$A, B, C, D$ are four teams in a tournament where $A$ faces $B$ and $C$ faces $D$ in the first round and the winners of those rounds face each other. $A$ has a $0.7$ probability of beating any other team, while $B, C, D$ have a $0.5$ probability of beating each other. If the games are independent, what is the probability that each team wins the tournament?
My idea is $P(\text{$A$ wins})=P[A \text{ beats } B $ and ($A \text{ beats } C$ or $A \text{ beats D}$)$]$ $=P[(A \text{ beats B and A beats C) or (A beats B and A beats D)}]$ $=0.7*0.7 + 0.7*0.7 =98$%, and repeating this process for each $B,C,D$ but this seems incorrect.
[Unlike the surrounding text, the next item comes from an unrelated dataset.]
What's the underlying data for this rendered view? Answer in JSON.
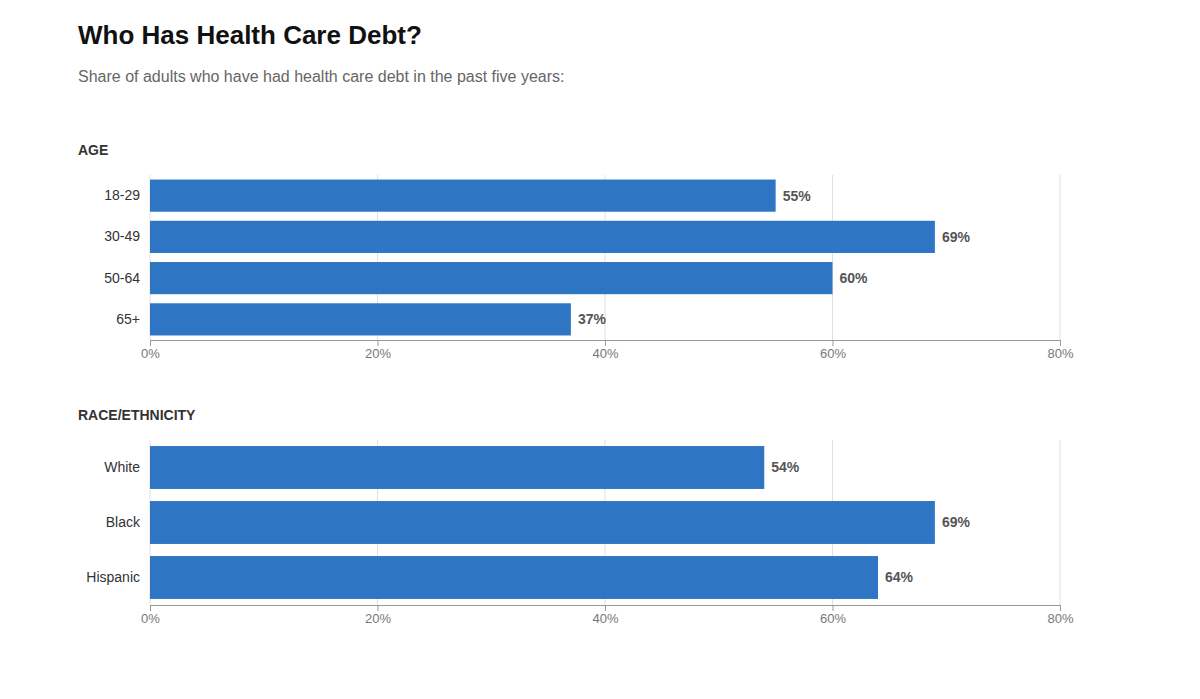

Is there an easier way to go about this?
Since $A$ has probability $0.7$ of beating all teams, it doesn't matter who wins in the $C$ vs. $D$ match. We have $$P(A\text{ wins})= P(A\text{ wins twice})=0.7\cdot0.7=0.49$$ Similarly, since $B$ has probability $0.5$ of beating both $C$ and $D$, we can write: $$P(B\text{ wins}) = P(B\text{ beats }A)P(B\text{ wins next game}) = 0.3 \cdot 0.5 = 0.15$$ By symmetry, the probability that $C$ wins is the same as the probability that $D$ wins. We have: \begin{align} P(C\text{ wins}) &= P(C\text{ beats }D)\left[P(A\text{ beats }B)P(C\text{ beats }A) + P(B\text{ beats }A)P(C\text{ beats }B)\right]\\ &=0.5(0.7\cdot0.3+0.3\cdot0.5) \\ &=0.5\cdot 0.36 \\ &= 0.18\\ &=P(D\text{ wins}) \end{align} An easier way to get $P(C\text{ wins})$ is to divide the remaining probability $1 - (0.49 + 0.15) = 0.36$ by $2$, since $C$ and $D$ have the same chance of winning the tournament.